ENTREVISTAS
A dos meses de condenadas y liberadas a un mismo tiempo en un fallo considerado poco menos que vergonzoso por la ausencia total de perspectiva de género, convirtiendo en víctima a su victimario, las hermanas Ailén y Marina Jara intentan rehacer sus vidas en el centro de una tormenta social que las discrimina nuevamente por mujeres, jóvenes y pobres. Y las estigmatiza obstaculizando cualquier posibilidad de crecer y acceder a un trabajo digno.
› Por Roxana Sandá
En el barrio las cosas se están complicando. No sólo porque a Marina y a Ailén Jara el vecindario las mira con las bocas torcidas desde que dejaron el penal de Los Hornos, en abril, para volver a casa. El aire se fue espesando con esa dosis siniestra que acumula lo inevitable porque el hombre que las acosó, las agredió, les gatilló dos veces un revólver, en fin, su victimario, sigue viviendo en el barrio Sanguinetti, de Paso del Rey, caminando tranquilo por la vereda, cruzándolas de lejos en alguna ida al kiosco o en los comercios a la redonda. El presente de ellas, en cambio, después de ese doblete de condena y liberación que dispuso un tribunal de Mercedes, no es auspicioso: las agobia el estigma de un fallo considerado por algunos especialistas como “vergonzoso”, que no fue al núcleo de la cuestión sobre la violencia contra mujeres jóvenes y pobres y que, por el contrario, se armó sobre un andamiaje sexista, prejuicioso y cargado de estereotipos de género.

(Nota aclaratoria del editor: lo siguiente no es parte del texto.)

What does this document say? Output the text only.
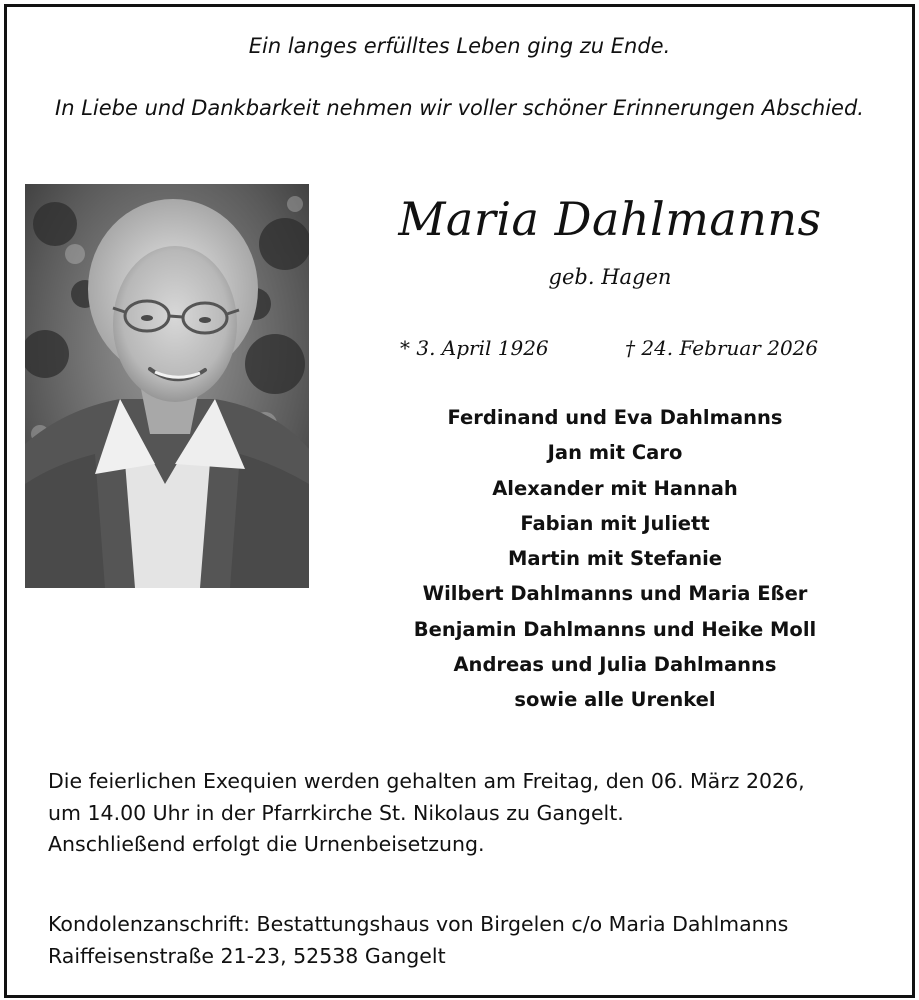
Ein langes erfülltes Leben ging zu Ende.
In Liebe und Dankbarkeit nehmen wir voller schöner Erinnerungen Abschied.
Maria Dahlmanns
geb. Hagen
* 3. April 1926	† 24. Februar 2026
Ferdinand und Eva Dahlmanns
Jan mit Caro
Alexander mit Hannah
Fabian mit Juliett
Martin mit Stefanie
Wilbert Dahlmanns und Maria Eßer
Benjamin Dahlmanns und Heike Moll
Andreas und Julia Dahlmanns
sowie alle Urenkel
Die feierlichen Exequien werden gehalten am Freitag, den 06. März 2026,
um 14.00 Uhr in der Pfarrkirche St. Nikolaus zu Gangelt.
Anschließend erfolgt die Urnenbeisetzung.
Kondolenzanschrift: Bestattungshaus von Birgelen c/o Maria Dahlmanns
Raiffeisenstraße 21-23, 52538 Gangelt
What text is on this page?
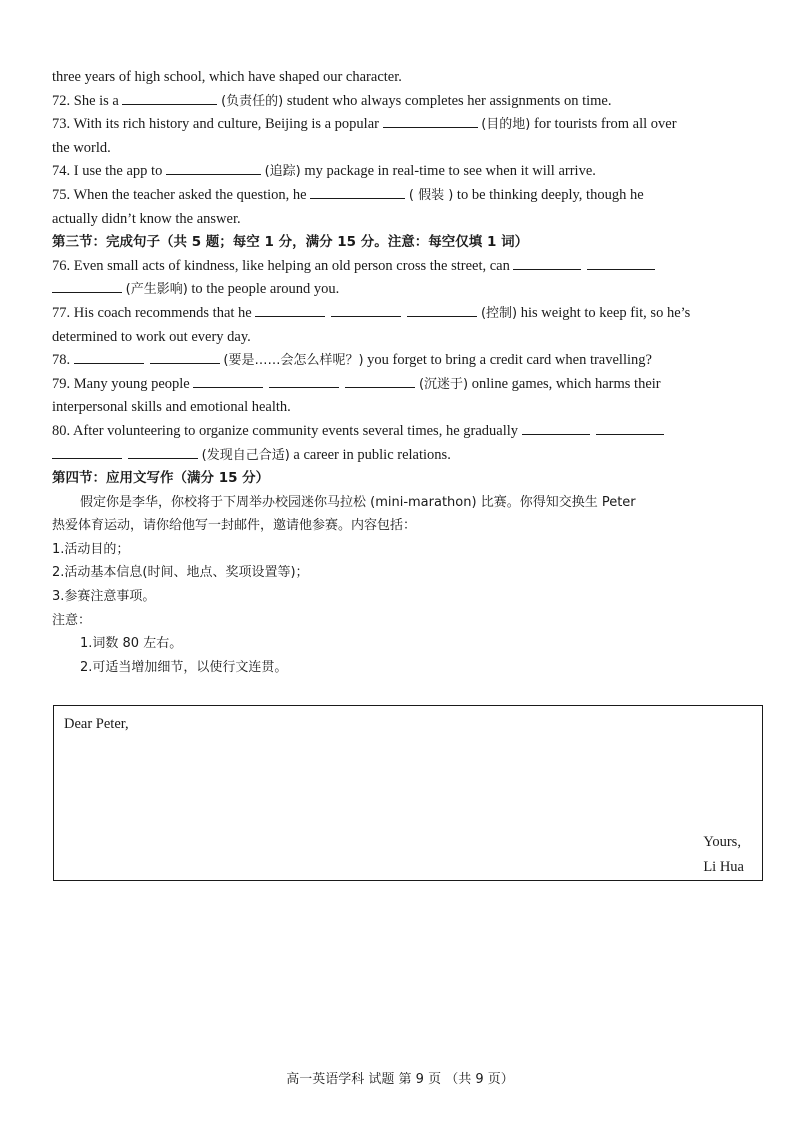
three years of high school, which have shaped our character.
72. She is a	(负责任的) student who always completes her assignments on time.
73. With its rich history and culture, Beijing is a popular	(目的地) for tourists from all over
the world.
74. I use the app to	(追踪) my package in real-time to see when it will arrive.
75. When the teacher asked the question, he	( 假装 ) to be thinking deeply, though he
actually didn’t know the answer.
第三节：完成句子（共 5 题；每空 1 分，满分 15 分。注意：每空仅填 1 词）
76. Even small acts of kindness, like helping an old person cross the street, can
(产生影响) to the people around you.
77. His coach recommends that he	(控制) his weight to keep fit, so he’s
determined to work out every day.
78.	(要是……会怎么样呢？) you forget to bring a credit card when travelling?
79. Many young people	(沉迷于) online games, which harms their
interpersonal skills and emotional health.
80. After volunteering to organize community events several times, he gradually
(发现自己合适) a career in public relations.
第四节：应用文写作（满分 15 分）
假定你是李华，你校将于下周举办校园迷你马拉松 (mini-marathon) 比赛。你得知交换生 Peter
热爱体育运动，请你给他写一封邮件，邀请他参赛。内容包括：
1.活动目的；
2.活动基本信息(时间、地点、奖项设置等)；
3.参赛注意事项。
注意：
1.词数 80 左右。
2.可适当增加细节，以使行文连贯。
Dear Peter,
Yours,
Li Hua
高一英语学科 试题 第 9 页 （共 9 页）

Como dijo Ailén alguna vez, “pagamos por un muerto que está vivo”. El desenlace, previsible, les condiciona seriamente la posibilidad de acceder a un trabajo digno y de insertarse en una sociedad que les dio la fama del desconfío. “¿Ustedes son las hermanas de la televisión? ¿Las que estuvieron presas, no? Nos dicen. Y es un vacío tan grande aquí afuera, nos sentimos tan discriminadas, que a veces extrañamos volver al penal. Suena increíble escucharnos decir esto, pero los rechazos y los obstáculos que sufrimos todos los días nos destrozan.”
Elena Salinas, la madre “de hierro” de las Jara, la que peleó desde el primer minuto por dar vuelta a “lesiones leves”, una carátula augurante del drama que vivieron durante dos años, un mes y 21 días, vive a duras penas de changas. La mujer que logró el traslado de Ailén al Hospital Gutiérrez de La Plata para que le extirparan del útero un tumor que la estaba matando de dolor porque en el penal sólo le daban calmantes. La que movió cielo y tierra para que sus hijas recuperaran la libertad enteras y vivas, espera llevarse algún día a sus otros hijos, los mellizos Johnatan y Manuel, y a las chicas, a una vivienda en La Plata, “lejos de toda esta mugre, a un lugar donde las tres podamos trabajar y estudiar sin que nadie nos señale, donde nadie nos diga ustedes son las de la televisión. Nos han hecho un daño muy grande con todo esto, espero que no sea irreparable, pero creo que va a pasar mucho tiempo hasta que podamos levantar cabeza de nuevo”.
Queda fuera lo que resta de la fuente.